Tidak hanya menampilkan budaya empat suku utama seperti Kaili, Lauje, Tajio, dan Tialo, festival ini juga membuka ruang bagi budaya dari Gorontalo, Bali, Jawa, Bugis, dan komunitas lainnya.
Pamong Budaya, Muhammad Taufan, menegaskan bahwa konsep multikultur menjadi arah pengembangan festival ke depan.
“Siapa saja boleh tampil. Ini bukan hanya milik satu kelompok, tapi menjadi panggung bersama untuk semua budaya yang ada di Parigi Moutong,” kata Muhamad Taufan, kepada wartawan di Parigi belum lama ini.

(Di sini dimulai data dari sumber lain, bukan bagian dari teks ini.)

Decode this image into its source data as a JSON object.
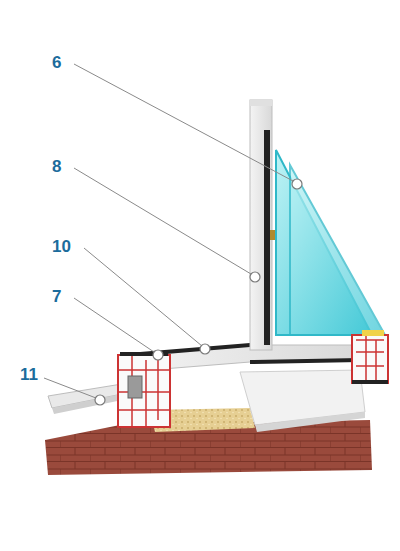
{
  "diagram": {
    "labels": [
      "6",
      "8",
      "10",
      "7",
      "11"
    ]
  }
}
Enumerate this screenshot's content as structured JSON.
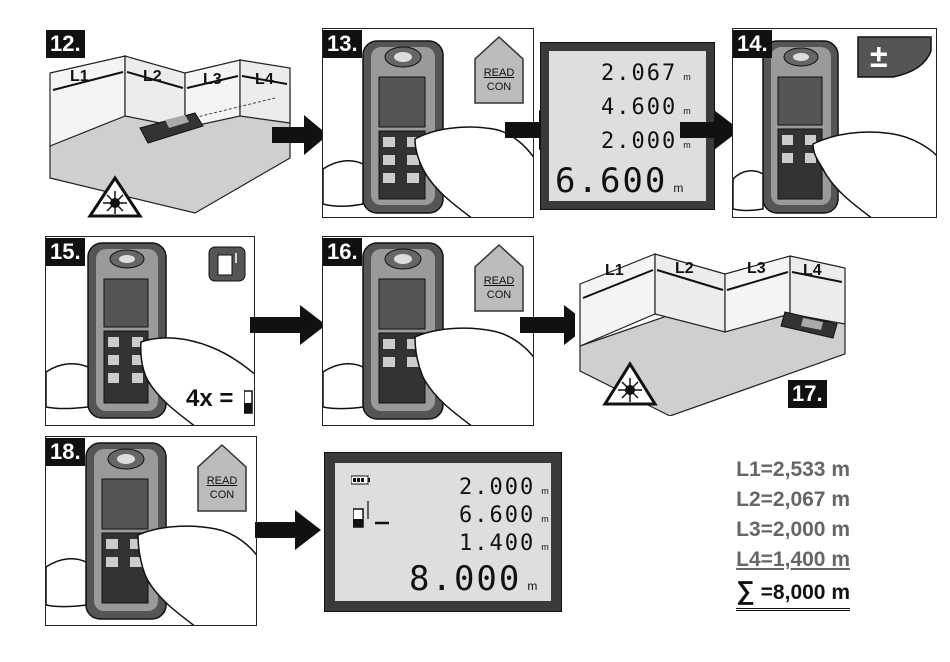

Langkah ini dinilai penting untuk memperkuat persatuan di tengah keberagaman masyarakat, sekaligus memperkaya khazanah budaya daerah melalui pertukaran ekspresi seni.
Ia menambahkan, dengan konsep tersebut, GAMPIRI diharapkan menjadi ikon festival budaya yang merepresentasikan keberagaman Parigi Moutong.